Interrogé par les journalistes, Samer Haj-Yehia n’a pas voulu s’exprimer sur les obstacles auxquels font face les entreprises israéliennes pour pénétrer le marché saoudien.

Il a également refusé de répondre aux questions concernant son voyage et le passeport qu’il a utilisé.

Sa participation au forum représente néanmoins « un nouveau petit pas vers une relation israélo-saoudienne plus importante mais toujours limitée, une coopération et même du commerce », a estimé Hussein Ibish de l’Arab Gulf States Institute, un centre de réflexion basé à Washington.

Selon le chercheur, « les Israéliens accepteront tout ce qu’ils peuvent obtenir des Saoudiens ».

Quant à l’Arabie saoudite, le pays semble, a-t-il souligné, de plus en plus « à l’aise avec tout ce qui ne crée pas trop de polémique publique: des mesures limitées, des choses qui semblent ne pas signaler un changement majeur ».

L’Arabie saoudite, qui n’autorise généralement pas les Israéliens à entrer sur son territoire, a commencé ces derniers mois à délivrer des visas spéciaux aux citoyens israéliens, principalement aux hommes d’affaires, a rapporté le média israélien Globes en mai 2022.
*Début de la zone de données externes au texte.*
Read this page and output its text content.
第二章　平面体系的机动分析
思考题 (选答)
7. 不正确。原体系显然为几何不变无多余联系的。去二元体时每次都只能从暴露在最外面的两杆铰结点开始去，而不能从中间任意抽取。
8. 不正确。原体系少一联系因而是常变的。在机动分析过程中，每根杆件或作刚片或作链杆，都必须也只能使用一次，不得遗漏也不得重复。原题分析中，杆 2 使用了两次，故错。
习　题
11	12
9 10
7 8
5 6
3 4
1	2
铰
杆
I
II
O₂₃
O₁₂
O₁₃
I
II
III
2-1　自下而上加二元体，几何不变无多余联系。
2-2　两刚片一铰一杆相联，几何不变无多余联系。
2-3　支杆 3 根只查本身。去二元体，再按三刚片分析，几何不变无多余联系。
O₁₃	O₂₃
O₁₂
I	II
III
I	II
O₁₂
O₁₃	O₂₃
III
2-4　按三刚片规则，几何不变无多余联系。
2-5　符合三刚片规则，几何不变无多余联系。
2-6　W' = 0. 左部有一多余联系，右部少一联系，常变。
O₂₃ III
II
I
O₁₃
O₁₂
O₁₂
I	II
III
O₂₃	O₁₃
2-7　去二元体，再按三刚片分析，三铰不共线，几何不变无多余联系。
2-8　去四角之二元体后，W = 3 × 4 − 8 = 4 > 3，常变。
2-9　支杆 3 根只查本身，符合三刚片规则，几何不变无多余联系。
L’Arabie saoudite ne reconnaît pas Israël et n’a pas adhéré aux accords d’Abraham qui ont normalisé les relations entre l’État hébreu et deux autres pays du Golfe – les Émirats arabes unis et Bahreïn – conclus en 2020 sous l’égide des Etats-Unis.

La visite du président américain Joe Biden à Jeddah en juillet avait alimenté les spéculations sur un éventuel rapprochement entre Israël et le royaume, où s’étaient rendus plusieurs journalistes israéliens détenteurs de passeports étrangers.
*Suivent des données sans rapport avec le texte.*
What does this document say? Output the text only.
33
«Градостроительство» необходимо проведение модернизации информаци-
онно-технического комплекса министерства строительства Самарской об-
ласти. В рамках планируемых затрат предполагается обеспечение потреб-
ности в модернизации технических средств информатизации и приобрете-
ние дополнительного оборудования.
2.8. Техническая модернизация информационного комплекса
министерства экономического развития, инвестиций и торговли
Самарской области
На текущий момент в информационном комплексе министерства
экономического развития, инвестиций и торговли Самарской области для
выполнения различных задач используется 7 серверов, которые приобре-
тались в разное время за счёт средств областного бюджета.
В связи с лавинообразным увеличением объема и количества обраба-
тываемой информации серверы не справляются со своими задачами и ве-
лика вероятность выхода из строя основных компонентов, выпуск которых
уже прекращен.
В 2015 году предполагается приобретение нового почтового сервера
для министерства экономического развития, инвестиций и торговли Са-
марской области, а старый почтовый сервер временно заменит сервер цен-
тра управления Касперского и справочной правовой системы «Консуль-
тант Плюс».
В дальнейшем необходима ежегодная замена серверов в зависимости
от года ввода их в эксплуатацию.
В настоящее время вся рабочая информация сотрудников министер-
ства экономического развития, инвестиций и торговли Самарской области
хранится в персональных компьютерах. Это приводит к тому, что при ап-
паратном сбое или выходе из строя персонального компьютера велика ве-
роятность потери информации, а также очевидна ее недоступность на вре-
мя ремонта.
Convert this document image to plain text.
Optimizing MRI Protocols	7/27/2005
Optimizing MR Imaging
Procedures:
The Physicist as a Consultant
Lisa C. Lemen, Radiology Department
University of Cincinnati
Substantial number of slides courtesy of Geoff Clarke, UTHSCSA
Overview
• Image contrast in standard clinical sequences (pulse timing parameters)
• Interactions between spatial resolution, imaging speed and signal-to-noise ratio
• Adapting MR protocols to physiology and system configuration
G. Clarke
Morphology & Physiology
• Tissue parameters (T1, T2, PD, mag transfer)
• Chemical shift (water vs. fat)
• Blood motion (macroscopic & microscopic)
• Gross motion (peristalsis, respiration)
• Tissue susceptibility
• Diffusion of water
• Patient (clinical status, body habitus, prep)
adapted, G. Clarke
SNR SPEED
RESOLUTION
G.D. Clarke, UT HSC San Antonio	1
L’autorité saoudienne de l’aviation civile avait annoncé pendant cette visite la levée des restrictions de survol pour « tous les transporteurs », ouvrant la voie à l’utilisation de l’espace aérien saoudien par les avions israéliens.

Bien qu’Israël et l’Arabie saoudite n’entretiennent pas de relations diplomatiques officielles, ils ont maintenu des liens secrets ces dernières années, le prince héritier saoudien Mohammad bin Salman considérant apparemment Israël comme un partenaire stratégique dans la lutte contre l’influence iranienne dans la région.

En outre, avant la visite du président américain Joe Biden à Djeddah en juillet, l’Arabie saoudite a autorisé les compagnies aériennes à commencer à utiliser son espace aérien pour des vols à destination d’autres régions que le Moyen-Orient, tout en insistant sur le fait que cette mesure ne constituait pas un pas vers la normalisation.

Le Fonds monétaire international prévoit une croissance de l’économie saoudienne de 7,6 % en 2022. Le rapport sur les perspectives de l’économie mondiale, publié par le Fonds monétaire international, a montré l’Arabie saoudite en tête des pays du G20 en termes de taux de croissance en 2022, après que le Fonds a mis à jour ses précédentes prévisions publiées en juillet 2022.

Le Fonds monétaire international a maintenu ses prévisions de croissance de l’économie saoudienne pour 2023, à 3,7%, selon le rapport sur les perspectives de l’économie mondiale.